桜の下で ~幕末純愛~
さっ、寒いっ!

桜夜は洗濯の山に格闘中だった。

「まだ意地を張るつもりですか?」

沖田が現れる。まだ時折咳をしながらも笑っていた。

「手伝っちゃダメ。風邪ひいたら大変だよ」

桜夜は手を真っ赤にさせ、洗濯を続けながら言う。

沖田も体の事は解っているのでそれ以上は言わない。

「総司、今日は?」

「ゴホ 夜の巡察だけですよ。寂しい?ならこの後に…」

沖田の言葉を桜夜は首を振って遮る。

「平気だしっ。それにこの後は山南さんとお茶すんだもん」

相変わらず籠りきった山南が気になって仕方なかった。

その時が近い気がして堪らなかったのだ。

そんな桜夜に沖田は苦笑いをする。

「晴れて恋仲となったのに最近は山南さんに盗られてばかりですね ゴホ、ゴホ、ゴホ…」

沖田はわざと大袈裟に咳をした。

「咳してんのに仕事ばっかして、誰かさんが心配させるから癒されに行くんですーっ」

桜夜はべーっと舌をだして笑った。

「ほら、風邪ひいたら大変だって言ったじゃん。
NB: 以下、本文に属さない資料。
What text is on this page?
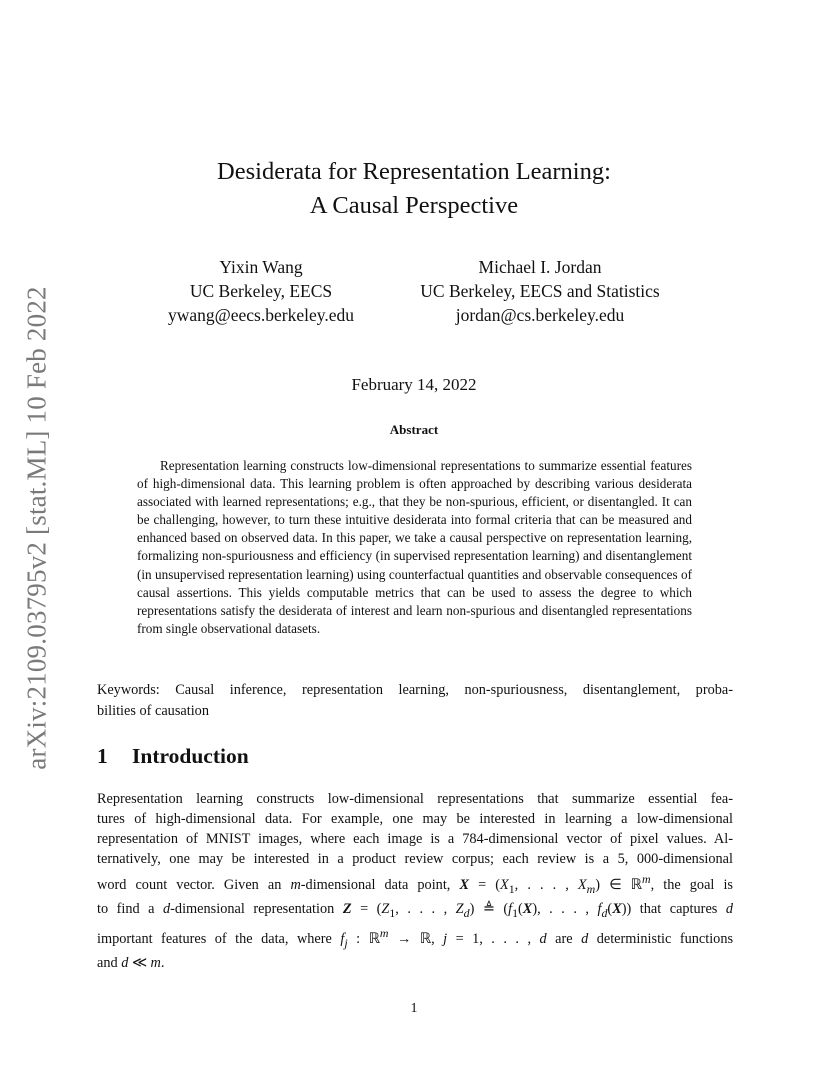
arXiv:2109.03795v2 [stat.ML] 10 Feb 2022
Desiderata for Representation Learning:
A Causal Perspective
Yixin Wang
UC Berkeley, EECS
ywang@eecs.berkeley.edu
Michael I. Jordan
UC Berkeley, EECS and Statistics
jordan@cs.berkeley.edu
February 14, 2022
Abstract
Representation learning constructs low-dimensional representations to summarize essential features of high-dimensional data. This learning problem is often approached by describing various desiderata associated with learned representations; e.g., that they be non-spurious, efficient, or disentangled. It can be challenging, however, to turn these intuitive desiderata into formal criteria that can be measured and enhanced based on observed data. In this paper, we take a causal perspective on representation learning, formalizing non-spuriousness and efficiency (in supervised representation learning) and disentanglement (in unsupervised representation learning) using counterfactual quantities and observable consequences of causal assertions. This yields computable metrics that can be used to assess the degree to which representations satisfy the desiderata of interest and learn non-spurious and disentangled representations from single observational datasets.
Keywords: Causal inference, representation learning, non-spuriousness, disentanglement, proba-
bilities of causation
1 Introduction
Representation learning constructs low-dimensional representations that summarize essential fea-
tures of high-dimensional data. For example, one may be interested in learning a low-dimensional
representation of MNIST images, where each image is a 784-dimensional vector of pixel values. Al-
ternatively, one may be interested in a product review corpus; each review is a 5, 000-dimensional
word count vector. Given an m-dimensional data point, $X = (X_1$, . . . , $X_m$) ∈ ℝ$^m$, the goal is
to find a d-dimensional representation $Z = (Z_1$, . . . , $Z_d$) ≜ ($f_1(X)$, . . . , $f_d(X)$) that captures d
important features of the data, where $f_j$ : ℝ$^m$ → ℝ, j = 1, . . . , d are d deterministic functions
and d ≪ m.
1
夜まで時間あるなら部屋で暖まってて。山南さんとこでお菓子が余ったら持ってってあげるよ」

桜夜がクスクス笑って沖田を追いやった。

「私は余り物ですか」

沖田は少し膨れながら戻って行った。

桜夜は大急ぎで洗濯を済ませ、山南の元へと向かう途中。

「私は断固反対ですっ!」

近藤の部屋から大声が聞こえてくる。

この声…山南さん?

こんなに声を荒げるなんて…。

桜夜の足が止まる。

な…何かヤバイとこに遭遇した?

桜夜はその場を後にしようとする。

その瞬間、近藤の部屋の襖が開き山南がいつになく不機嫌な顔で出てきた。

あ…

「桜夜さん…」

ど、どうしよう。気まずいよ。

すると山南はいつも通りの笑顔で桜夜の手からお茶を取る。

「今日は饅頭ですか。美味しそうですね。さ、行きましょうか」

そう言って部屋に向かい歩きだした。

桜夜は近藤の部屋を気にしながらも山南の後に続いた。